I've interrupted their bike ride at the dreamily named Sunkist Bay. There is a boat ramp and a small playground with a flying fox. A family group has set up camp on the grass above the small beach. We walk along a raised concrete path sheltered by pohutukawa until it ends abruptly when the sand turns to stone. People are rock-hopping and we see they're heading for a small island connected to the mainland by a sandbar.
"We call it Flat Island," says the man holding the hand of a pre-schooler. "But be careful, the tide is on its way back in and you don't want to get caught out."
We take his advice and decide to drive to Maraetai Wharf to bike back along the walkway.
The kilometre-long Maraetai Beach curves gently and is strewn with tiny white shells. It faces Waiheke Island, with Omana Regional Park to its left and Ponui Island to the right giving the impression of standing on the edge of a massive lake.
With a sad-faced backwards glance the kids turn their bikes away from the enticing water. I reassure them there's a great playground where we're headed.
The first part of the track undulates gently beside the water in the shade of the gnarled branches of the trees that give the coast its name. Within minutes we've rejoined the concrete when we emerge at Te Pene Beach. It's an easy cycle to the recently upgraded Omana Esplanade Playground. A timber boat-like structure accompanies modern colourful slides and tunnels and is right across from yet another great beach. From here, it's a gentle rise into Omana Regional Park. We stop for a break and a well-earned play on a hilltop that boasts 180-degree views from Auckland CBD, out to Rangitoto and towards Coromandel. The playground features Maori carvings and designs as a nod to its history. Sticks become paddles as the kids sit on the waka and a climbing wall is decorated with koru. Ngai Tai lived here for many generations, and built the O-Manawatere pa. These days, the name is shortened to Omana.
The park is a working farm so we need to cross a field to rejoin the perimeter track. It runs above the beach before dropping down to Te Puru Reserve via a wooden boardwalk and bridge. The tide is out, so the mudflats extend beyond the neat row of pohutukawa trees that provide shade for picnics. A sports field with a children's playground at the far side separates us from the road and to one side of the reserve is a skate park. The concrete path winds up a bluff and continues to Beachlands. For us, though, it's time to turn back for a swim.

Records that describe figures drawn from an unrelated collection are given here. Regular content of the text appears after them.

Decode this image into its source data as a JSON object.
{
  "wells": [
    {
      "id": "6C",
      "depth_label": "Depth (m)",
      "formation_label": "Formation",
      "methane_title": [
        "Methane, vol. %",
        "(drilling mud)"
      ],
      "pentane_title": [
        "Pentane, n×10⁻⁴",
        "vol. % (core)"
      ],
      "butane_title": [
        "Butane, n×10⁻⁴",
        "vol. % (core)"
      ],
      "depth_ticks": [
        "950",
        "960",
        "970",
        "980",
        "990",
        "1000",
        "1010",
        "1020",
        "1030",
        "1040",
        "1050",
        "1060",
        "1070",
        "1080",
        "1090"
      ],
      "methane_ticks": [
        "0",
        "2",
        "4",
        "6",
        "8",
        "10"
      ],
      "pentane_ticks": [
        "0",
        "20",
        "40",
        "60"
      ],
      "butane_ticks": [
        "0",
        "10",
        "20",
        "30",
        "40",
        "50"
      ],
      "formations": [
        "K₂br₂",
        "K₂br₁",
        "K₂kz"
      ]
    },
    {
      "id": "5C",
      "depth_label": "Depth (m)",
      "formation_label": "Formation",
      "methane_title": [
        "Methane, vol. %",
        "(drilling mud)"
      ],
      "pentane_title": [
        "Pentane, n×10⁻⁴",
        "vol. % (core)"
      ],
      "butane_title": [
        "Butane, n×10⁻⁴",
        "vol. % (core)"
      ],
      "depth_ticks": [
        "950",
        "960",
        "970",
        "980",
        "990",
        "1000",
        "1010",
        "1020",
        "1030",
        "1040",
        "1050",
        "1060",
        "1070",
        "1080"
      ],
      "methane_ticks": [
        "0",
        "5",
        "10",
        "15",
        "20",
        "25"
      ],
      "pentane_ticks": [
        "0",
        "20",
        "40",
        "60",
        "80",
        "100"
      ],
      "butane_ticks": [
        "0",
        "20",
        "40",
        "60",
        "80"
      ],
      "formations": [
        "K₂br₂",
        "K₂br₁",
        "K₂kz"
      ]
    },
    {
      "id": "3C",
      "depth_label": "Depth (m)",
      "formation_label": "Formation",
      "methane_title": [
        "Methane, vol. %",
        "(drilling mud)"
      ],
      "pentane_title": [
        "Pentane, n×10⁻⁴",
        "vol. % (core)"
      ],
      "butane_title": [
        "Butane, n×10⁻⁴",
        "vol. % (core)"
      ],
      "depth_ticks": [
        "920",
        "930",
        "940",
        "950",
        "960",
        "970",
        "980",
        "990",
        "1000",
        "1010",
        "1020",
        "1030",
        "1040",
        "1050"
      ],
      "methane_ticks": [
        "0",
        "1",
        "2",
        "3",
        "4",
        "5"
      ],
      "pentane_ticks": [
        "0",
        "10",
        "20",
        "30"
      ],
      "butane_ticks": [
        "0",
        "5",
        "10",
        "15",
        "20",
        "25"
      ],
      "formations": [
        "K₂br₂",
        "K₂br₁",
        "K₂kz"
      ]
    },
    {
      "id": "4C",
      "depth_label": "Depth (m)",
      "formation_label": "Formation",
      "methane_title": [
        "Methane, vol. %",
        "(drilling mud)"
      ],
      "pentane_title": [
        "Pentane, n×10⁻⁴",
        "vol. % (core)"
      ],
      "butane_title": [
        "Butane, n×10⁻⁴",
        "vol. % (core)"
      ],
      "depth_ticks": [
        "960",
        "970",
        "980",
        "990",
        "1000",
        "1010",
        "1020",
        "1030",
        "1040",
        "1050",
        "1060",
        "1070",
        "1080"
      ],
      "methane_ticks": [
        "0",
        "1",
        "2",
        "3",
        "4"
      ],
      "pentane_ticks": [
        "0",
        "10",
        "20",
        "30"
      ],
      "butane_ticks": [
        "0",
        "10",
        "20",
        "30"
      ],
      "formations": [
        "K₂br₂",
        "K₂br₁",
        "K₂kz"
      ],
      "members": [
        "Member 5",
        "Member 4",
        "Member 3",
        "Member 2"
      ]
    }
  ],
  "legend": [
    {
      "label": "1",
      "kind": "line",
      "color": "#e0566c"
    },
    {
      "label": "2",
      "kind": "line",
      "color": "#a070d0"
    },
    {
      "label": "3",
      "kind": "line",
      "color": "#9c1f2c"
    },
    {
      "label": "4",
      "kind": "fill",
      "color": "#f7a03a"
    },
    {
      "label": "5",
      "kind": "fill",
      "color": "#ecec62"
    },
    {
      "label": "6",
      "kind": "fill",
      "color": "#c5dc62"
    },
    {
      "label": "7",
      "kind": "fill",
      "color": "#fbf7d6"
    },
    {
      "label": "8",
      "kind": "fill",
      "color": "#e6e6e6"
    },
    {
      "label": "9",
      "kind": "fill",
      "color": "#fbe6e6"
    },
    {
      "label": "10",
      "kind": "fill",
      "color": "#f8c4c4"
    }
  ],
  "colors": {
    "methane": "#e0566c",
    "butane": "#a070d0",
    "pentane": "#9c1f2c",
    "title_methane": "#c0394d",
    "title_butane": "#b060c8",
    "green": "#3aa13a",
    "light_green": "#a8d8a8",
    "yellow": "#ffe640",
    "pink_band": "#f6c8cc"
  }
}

The gradient of the north-facing Maraetai beach is steeper than our local North Shore coastline so the kids don't need to go far out and we're able to sit near the water to watch them. The wharf is a great place to jump into the water and the bustling cafes across the road provide outside seating and bike racks for hungry cyclists.
The entire six-kilometre Maraetai to Beachlands path takes an estimated 90 minutes to walk one way but the beaches, playgrounds and information signs make it into a lovely family day out. Take a picnic and enjoy.